Ярким примером реконкретизации функций объекта самости в лице аналитика могут служить некоторые особенности завершающей стадии анализа мистера И. (см. Kohut, 1971, p. 167–168). В ряде сновидений, едва ли не комичных по своей откровенности, мистер И. инкорпорировал аналитика как объект самости или его атрибуты власти через различные отверстия своего тела. Но затем, когда завершающая стадия подошла к концу, он вновь вернулся от этих грубых символических идентификаций к результатам преобразующих интернализаций, достигнутым благодаря процессам переработки на предыдущих стадиях анализа, – он с удовольствием предвкушал свое автономное функционирование в будущем.

Однако ситуация оказывается иной на стадии завершения анализа нарциссических нарушений личности, где, как в случае мистера М., спонтанно активизированный перенос и процессы переработки затрагивают не только первичный дефект и защитные структуры, которые его окружают, но и прежде всего компенсаторные структуры.

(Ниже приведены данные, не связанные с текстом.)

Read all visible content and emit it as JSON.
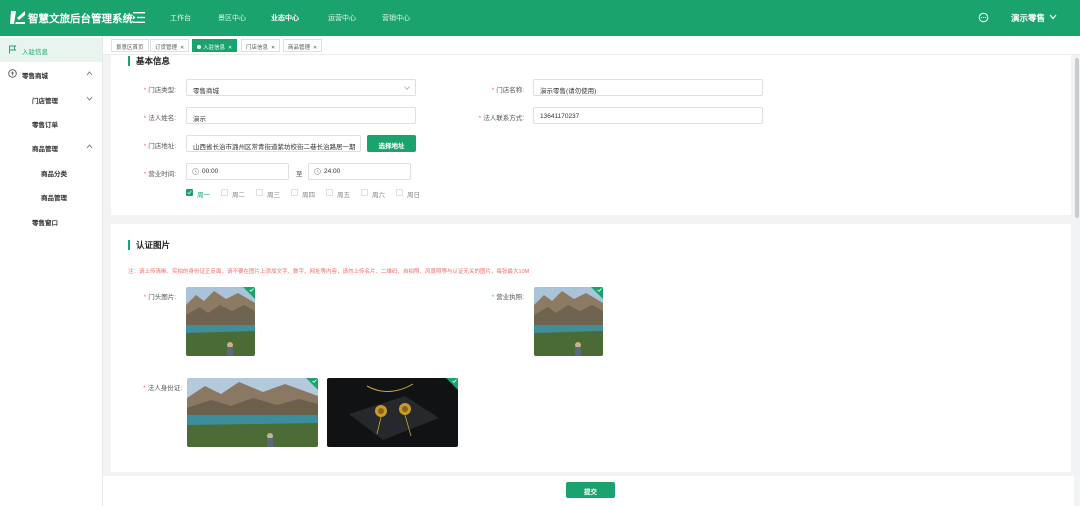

Мистер М. изъявил желание закончить анализ примерно за семь месяцев до того, как он завершился фактически. Призывая читателя проявить терпение, я изложу свои теоретические представления об эмоциональном состоянии анализанда в этот период в форме следующего воображаемого сообщения пациента.

«Господин аналитик, – говорит он, – я думаю, что наша работа в целом завершена. Мы в достаточной мере усилили мои компенсаторные психологические структуры, так что теперь я могу быть активным и творческим; и я теперь способен работать, ставя перед собой ясные цели. Преследование этих целей и сам акт творения укрепляет мою самость, дает мне ощущение жизни, ощущение того, что я реален и полезен. И эта позиция и поступки приносят мне достаточно радости, чтобы сделать жизнь заслуживающей того, чтобы жить; они не дают возникнуть чувству пустоты и депрессии. Я приобрел психологическую субстанцию, которая позволяет мне преследовать отдаленные от самости цели и тем не менее ощущать мою активную творческую самость в акте творения. Другими словами, я нашел психологическое равновесие между продуктом (продолжением себя), моей поглощенностью им, моей радостью от его совершенствования и самостью (центром продуктивной инициативы) – волнующим переживанием того, что я создаю произведение, что я создал его. Хотя, таким образом, я испытываю радость, осознавая себя, я уже не становлюсь гипоманиакально гиперстимулированным, когда я творю, и я не боюсь, как это обычно бывало, что моя самость перетечет в продукт моего творчества. Теперь моя самость как доставляющий радость центр инициативы и продукт, которым я горжусь, находится в ненарушенной психологической взаимосвязи.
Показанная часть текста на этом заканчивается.